Ambrose Burnside, the Union general, was a major player on the Civil War stage from the first clash at Bull Run until the final summer of the war. He led a corps or army during most of this time and played important roles in various theaters of the war. But until now, he has been remembered mostly for his distinctive side-whiskers that gave us the term "sideburns" and as an incompetent leader who threw away thousands of lives in the bloody battle of Fredericksburg.
In a biography focusing on the Civil War years, William Marvel reveals a more capable Burnside who managed to acquit himself creditably as a man and a soldier. Along the Carolina coast in 1862, Burnside won victories that catapulted him to fame. In that same year, he commanded a corps at Antietam and the Army of the Potomac at Fredericksburg.
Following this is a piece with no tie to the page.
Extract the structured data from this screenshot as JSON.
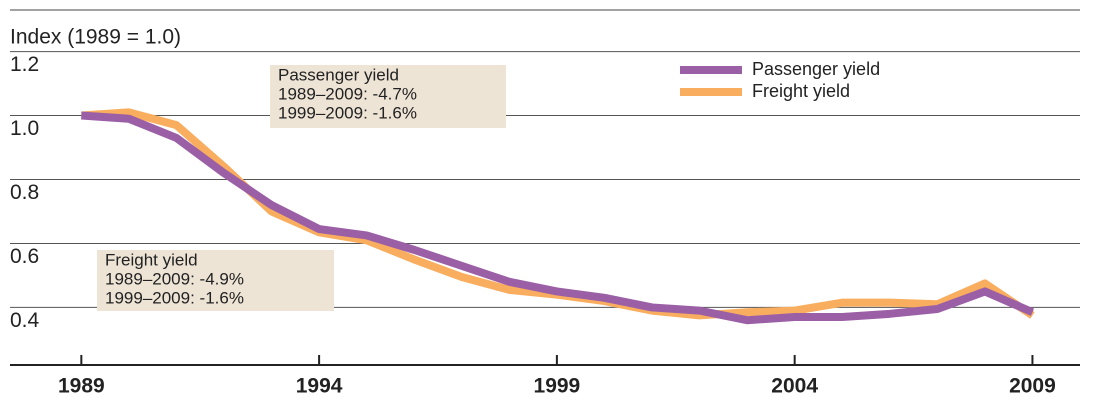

In East Tennessee in the summer and fall of 1863, he captured Knoxville, thereby fulfilling one of Lincoln's fondest dreams. Back in Virginia during the spring and summer of 1864, he once again led a corps at the battles of the Wilderness, Spotsylvania, Cold Harbor, and Petersburg. But after the fiasco of the Crater he was denied another assignment, and he resigned from the army the day that Lincoln was assassinated.
Marvel challenges the traditional evaluation of Burnside as a nice man who failed badly as a general. Marvel's extensive research indicates that Burnside was often the scapegoat of his superiors and his junior officers and that William B. Franklin deserves a large share of the blame for the Federal defeat at Fredericksburg. He suggests that Burnside's Tennessee campaign of 1863 contained much praiseworthy effort and shows during the Overland campaign from the Wilderness to Petersburg, and at the battle of the Crater, Burnside consistently suffered slights from junior officers who were confident that they could get away with almost any slur against "Old Burn." Although Burnside's performance included an occasional lapse, Marvel argues that he deserved far better treatment than he has received from his peers and subsequently from historians.